|M.Sc Student||Simony Erez|
|Subject||Quadratic Detection over the Vector Incoherent Channel in|
the Generalized Stokes Parameters Signal Space -
Application to Optical Communication
|Department||Department of Electrical Engineering||Supervisor||Professor Emeritus Moshe Nazarathy|
This work is positioned at the junction of optical communication in particular and communication theory of large. From an optical transmission point of view it ddresses the issue of efficiently utilizing the available optical resources of polarization, phase, amplitude, time and wavelength. From an abstract communication theory point of view, it brings a physically-inspired Stokes parameters outlook to the general problem of quadratic detection. A novel generalization applicable to arbitrary dimensions is developed for the four real-valued parameters introduced into optics by Stokes in 1853 to characterize the State-Of-Polarization of an optical beam, in effect extending the Poincare sphere description of polarization and its Mueller matrix transformation to multiple arbitrary dimensions, leading to optimal non-coherent receiver structures consisting of a bank of correlators against the transmitted Stokes vectors, followed by non-linear post processing. The union bound probability of error performance of the optimal Stokes parameters Shift Keying (SPSK) receiver is derived for arbitrary constellations of Stokes vectors yielding closed-form formulae. Novel extensions of POLSK and DPSK optical transmission are proposed and analyzed, considering transmission blocks containing multiple symbols and/or combined simultaneous modulation of amplitude and differential phase.

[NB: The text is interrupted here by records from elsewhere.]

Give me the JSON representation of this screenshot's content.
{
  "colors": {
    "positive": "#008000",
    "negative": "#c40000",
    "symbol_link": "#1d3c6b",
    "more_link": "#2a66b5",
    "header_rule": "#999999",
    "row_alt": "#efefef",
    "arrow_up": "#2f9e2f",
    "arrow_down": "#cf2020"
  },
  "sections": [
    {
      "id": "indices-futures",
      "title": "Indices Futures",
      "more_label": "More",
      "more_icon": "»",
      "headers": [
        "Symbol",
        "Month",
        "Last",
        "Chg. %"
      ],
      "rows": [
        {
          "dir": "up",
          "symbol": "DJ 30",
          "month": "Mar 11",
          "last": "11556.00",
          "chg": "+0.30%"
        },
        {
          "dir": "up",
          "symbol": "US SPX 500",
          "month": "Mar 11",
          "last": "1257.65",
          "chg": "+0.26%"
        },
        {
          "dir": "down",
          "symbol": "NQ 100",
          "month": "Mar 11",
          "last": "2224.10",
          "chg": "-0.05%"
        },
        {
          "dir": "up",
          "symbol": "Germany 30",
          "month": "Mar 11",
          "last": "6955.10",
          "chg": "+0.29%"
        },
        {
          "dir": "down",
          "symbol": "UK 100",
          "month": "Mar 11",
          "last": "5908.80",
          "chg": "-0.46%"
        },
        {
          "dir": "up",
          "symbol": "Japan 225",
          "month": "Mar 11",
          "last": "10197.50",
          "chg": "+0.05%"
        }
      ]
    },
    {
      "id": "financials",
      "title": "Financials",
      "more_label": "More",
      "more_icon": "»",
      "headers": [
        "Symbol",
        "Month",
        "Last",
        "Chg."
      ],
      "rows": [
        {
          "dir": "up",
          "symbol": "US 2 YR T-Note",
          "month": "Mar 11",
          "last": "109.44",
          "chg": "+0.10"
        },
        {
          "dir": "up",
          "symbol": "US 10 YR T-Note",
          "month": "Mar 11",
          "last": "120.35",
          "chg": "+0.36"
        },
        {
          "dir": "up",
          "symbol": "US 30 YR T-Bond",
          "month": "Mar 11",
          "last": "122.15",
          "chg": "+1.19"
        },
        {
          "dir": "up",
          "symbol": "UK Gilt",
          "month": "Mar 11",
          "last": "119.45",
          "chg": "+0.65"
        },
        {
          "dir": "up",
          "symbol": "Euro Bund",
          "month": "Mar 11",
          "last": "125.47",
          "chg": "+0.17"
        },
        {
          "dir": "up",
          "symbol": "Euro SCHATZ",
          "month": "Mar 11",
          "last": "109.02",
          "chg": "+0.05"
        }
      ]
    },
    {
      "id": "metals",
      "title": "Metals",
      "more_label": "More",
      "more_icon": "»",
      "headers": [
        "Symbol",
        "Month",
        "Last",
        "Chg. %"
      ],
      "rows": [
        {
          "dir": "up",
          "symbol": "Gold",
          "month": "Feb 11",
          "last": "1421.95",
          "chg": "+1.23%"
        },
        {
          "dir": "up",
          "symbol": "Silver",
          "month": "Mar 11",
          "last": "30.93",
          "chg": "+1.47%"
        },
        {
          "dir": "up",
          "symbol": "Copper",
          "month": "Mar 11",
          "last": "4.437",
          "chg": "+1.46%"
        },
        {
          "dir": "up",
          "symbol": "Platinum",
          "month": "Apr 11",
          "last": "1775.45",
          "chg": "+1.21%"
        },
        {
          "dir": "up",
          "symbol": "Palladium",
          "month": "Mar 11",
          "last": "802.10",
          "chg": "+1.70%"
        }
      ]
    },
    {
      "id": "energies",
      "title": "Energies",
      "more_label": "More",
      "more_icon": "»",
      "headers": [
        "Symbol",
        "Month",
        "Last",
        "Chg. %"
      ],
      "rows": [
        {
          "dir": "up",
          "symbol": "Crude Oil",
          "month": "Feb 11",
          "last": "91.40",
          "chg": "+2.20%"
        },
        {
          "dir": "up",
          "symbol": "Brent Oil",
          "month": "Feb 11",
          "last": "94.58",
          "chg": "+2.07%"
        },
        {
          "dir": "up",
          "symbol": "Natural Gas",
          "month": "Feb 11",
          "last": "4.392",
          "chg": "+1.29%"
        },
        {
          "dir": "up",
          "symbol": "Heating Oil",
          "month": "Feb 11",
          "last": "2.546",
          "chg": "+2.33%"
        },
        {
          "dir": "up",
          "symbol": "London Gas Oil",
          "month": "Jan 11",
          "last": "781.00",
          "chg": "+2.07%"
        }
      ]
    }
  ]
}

The optimal ML/MAP detector for the vector incoherent channel was alternatively formulated in the Jones, Coherency Matrix and Stokes signal spaces. All systems came to be viewed in a novel unified framework - multi-dimensional Stokes Signal Space. We provide ample evidence indicating that Stokes space is the natural domain to represent incoherent transmission constellations over the vector incoherent channel.